GM 5.7L (346 cu in) firing order — what is it?
Optimizing performance with the GM 5.7L firing order.
If you own a vehicle from GM’s sub-brands powered by a 5.7L V8, you can rest assured that the engine can push some serious mileage. Of course, it had many flaws and perks, but the small-block V8 has always been GM’s masterpiece in various forms.
To help you keep yours running smoothly, our team of dedicated automotive enthusiasts has devised this guide on GM 5.7L (346 cu in) firing order. That way you can hedge those flaws and keep the engine well-maintained yourself, so let’s get right into it.
GM 5.7L firing order
Talking about the small-block V8 version, the GM 5.7L firing order is 1-8-7-2-6-5-4-3, just like for the previous and successor engines of the same type. This makes things more convenient for DIY mechanics since you won’t have to bother about using the wrong firing order of another small block V8.
There are still some details about this engine that we need to discuss so you can use the firing order for the benefit of your car. For starters, the engine is placed longitudinally within the engine bay, which means it’s a regular V8 setup with the left and the right cylinder bank.
We’ll walk you through the cylinder positions of this engine for an easier understanding of what the firing order can help you achieve.
GM 5.7L cylinder diagram
Before using the firing order you first need to identify the engine’s cylinders, and the first one is the key cylinder for getting started. It can easily be found on the right side of the engine or within the right cylinder bank.
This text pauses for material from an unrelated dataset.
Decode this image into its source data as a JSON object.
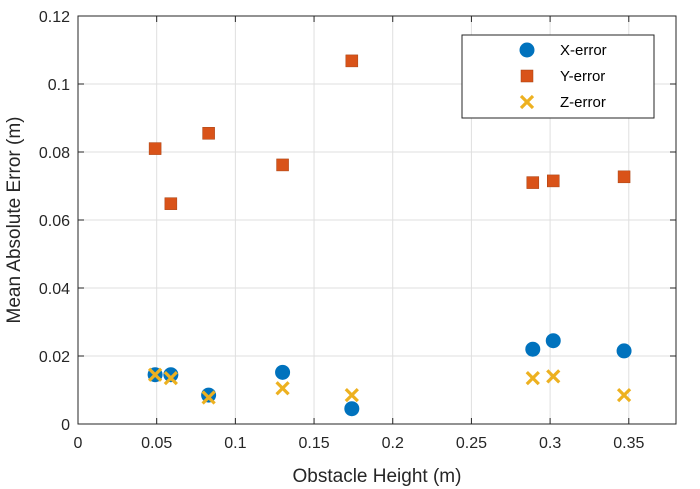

This bank also houses the cylinders 3, 5, and 7, while the first one is right at the front of it above the crank pulley. The left cylinder bank includes cylinders 2. 4. 6. and 8, front to back. So, this makes it easy for you to apply the firing order properly which includes checking up on each cylinder’s plugs and coils in the exact firing order.
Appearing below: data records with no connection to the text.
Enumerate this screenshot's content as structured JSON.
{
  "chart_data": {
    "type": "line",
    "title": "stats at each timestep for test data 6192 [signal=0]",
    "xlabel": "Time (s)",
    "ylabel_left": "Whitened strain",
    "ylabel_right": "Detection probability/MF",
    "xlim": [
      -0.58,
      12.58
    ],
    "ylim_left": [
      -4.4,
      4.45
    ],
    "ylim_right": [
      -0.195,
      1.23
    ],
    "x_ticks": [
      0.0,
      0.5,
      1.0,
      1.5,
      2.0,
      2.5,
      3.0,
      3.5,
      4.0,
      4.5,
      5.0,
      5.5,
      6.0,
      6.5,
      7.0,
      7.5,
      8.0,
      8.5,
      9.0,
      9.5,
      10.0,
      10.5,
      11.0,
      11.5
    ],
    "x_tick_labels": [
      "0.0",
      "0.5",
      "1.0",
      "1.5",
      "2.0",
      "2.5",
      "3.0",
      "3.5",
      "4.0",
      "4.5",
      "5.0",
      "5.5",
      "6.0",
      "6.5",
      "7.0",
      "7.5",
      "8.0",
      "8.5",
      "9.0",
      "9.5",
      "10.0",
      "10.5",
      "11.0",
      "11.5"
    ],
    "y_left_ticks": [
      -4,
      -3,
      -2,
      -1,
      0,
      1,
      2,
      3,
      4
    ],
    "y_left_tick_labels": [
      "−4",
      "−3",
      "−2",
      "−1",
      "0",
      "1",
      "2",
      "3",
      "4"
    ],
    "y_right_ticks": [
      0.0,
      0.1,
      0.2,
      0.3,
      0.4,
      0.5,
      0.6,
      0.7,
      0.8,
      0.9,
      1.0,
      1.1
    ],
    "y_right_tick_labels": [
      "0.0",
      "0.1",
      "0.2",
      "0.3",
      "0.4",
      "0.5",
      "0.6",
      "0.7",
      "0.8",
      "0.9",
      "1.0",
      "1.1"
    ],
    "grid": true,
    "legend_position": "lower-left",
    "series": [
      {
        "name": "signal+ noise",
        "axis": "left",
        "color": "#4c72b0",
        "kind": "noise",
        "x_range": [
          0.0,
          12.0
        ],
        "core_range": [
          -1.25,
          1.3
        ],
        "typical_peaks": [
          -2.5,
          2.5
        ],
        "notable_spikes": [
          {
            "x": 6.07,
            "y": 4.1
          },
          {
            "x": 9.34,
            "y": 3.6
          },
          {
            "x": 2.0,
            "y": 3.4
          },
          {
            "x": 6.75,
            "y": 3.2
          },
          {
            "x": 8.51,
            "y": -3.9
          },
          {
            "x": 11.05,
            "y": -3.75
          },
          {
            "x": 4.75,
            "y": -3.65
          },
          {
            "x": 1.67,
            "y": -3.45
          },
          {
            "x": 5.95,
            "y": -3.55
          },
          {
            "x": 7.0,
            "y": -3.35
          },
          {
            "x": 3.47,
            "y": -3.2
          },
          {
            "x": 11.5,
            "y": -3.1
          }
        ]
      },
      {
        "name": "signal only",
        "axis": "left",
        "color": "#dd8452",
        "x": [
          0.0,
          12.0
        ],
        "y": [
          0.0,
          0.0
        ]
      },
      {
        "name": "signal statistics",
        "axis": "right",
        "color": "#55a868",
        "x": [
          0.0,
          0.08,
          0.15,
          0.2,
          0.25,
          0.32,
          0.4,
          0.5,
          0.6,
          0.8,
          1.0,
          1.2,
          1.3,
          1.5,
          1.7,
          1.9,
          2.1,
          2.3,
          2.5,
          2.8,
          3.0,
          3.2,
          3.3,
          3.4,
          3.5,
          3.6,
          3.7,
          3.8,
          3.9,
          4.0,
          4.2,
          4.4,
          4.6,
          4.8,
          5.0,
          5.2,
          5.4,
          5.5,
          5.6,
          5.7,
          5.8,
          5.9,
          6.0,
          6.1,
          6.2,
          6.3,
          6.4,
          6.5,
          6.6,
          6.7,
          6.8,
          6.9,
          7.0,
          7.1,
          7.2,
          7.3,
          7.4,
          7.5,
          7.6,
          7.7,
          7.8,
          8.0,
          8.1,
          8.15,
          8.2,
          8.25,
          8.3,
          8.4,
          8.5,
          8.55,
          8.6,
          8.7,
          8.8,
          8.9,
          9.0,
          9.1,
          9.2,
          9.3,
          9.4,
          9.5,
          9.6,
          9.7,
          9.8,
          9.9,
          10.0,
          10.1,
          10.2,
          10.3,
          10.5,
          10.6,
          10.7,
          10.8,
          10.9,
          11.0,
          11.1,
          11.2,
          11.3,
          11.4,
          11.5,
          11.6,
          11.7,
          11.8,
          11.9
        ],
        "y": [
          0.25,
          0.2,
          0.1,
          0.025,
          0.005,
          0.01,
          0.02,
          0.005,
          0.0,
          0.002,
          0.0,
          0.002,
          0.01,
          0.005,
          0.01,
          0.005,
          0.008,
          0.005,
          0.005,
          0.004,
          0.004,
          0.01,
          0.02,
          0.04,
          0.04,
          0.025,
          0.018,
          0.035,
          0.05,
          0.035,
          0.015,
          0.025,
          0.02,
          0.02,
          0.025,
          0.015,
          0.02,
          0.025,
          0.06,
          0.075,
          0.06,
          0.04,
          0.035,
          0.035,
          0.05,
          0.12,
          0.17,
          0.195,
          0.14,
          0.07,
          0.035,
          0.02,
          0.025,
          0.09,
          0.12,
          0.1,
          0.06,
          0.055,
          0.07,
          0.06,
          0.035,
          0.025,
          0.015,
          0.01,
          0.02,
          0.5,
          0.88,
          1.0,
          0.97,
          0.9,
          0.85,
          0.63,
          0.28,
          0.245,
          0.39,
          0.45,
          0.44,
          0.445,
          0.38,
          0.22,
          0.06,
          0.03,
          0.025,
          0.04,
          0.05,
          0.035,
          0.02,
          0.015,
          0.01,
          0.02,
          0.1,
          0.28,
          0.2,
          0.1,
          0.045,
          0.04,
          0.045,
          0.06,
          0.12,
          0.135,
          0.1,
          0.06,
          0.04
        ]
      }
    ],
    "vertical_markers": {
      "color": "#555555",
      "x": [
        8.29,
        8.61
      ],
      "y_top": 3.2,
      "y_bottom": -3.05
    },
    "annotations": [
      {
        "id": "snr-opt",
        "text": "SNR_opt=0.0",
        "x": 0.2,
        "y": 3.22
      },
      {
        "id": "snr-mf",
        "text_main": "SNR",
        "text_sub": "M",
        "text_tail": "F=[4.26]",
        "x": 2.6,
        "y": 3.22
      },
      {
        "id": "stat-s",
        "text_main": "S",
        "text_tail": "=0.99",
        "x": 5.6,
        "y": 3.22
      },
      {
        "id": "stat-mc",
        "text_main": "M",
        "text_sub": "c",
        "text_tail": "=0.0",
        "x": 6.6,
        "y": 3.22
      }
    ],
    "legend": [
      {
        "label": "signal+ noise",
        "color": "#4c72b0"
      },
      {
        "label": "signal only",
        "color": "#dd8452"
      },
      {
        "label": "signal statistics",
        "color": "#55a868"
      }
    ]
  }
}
GM 5.7L vehicle applications
The 5.7-liter engine was used from the late 90s to the mid-2000s in various GM family brand models. So, we wanted to give you a complete list with all the models featured to help you figure out if your car’s engine uses the same firing order:
- Chevy Corvette
- Chevy Camaro Z28
- Chevy Camaro SS
- Pontiac Firebird
- Pontiac Trans Am
- Holden Commodore
- Holden Caprice
- Holden Monaro
- Holden Statesman
The engine was also used in high-performance Holden Special Vehicles Y-Series GTS.
Overall, the list of models using this engine settles it for our guide on the GM 5.7-liter V8. We hope you’ve been able to get all the necessary pieces of information to make your small-block V8 run properly for years to come, and remember to consider the cylinder positions laid out in this guide before using the firing order.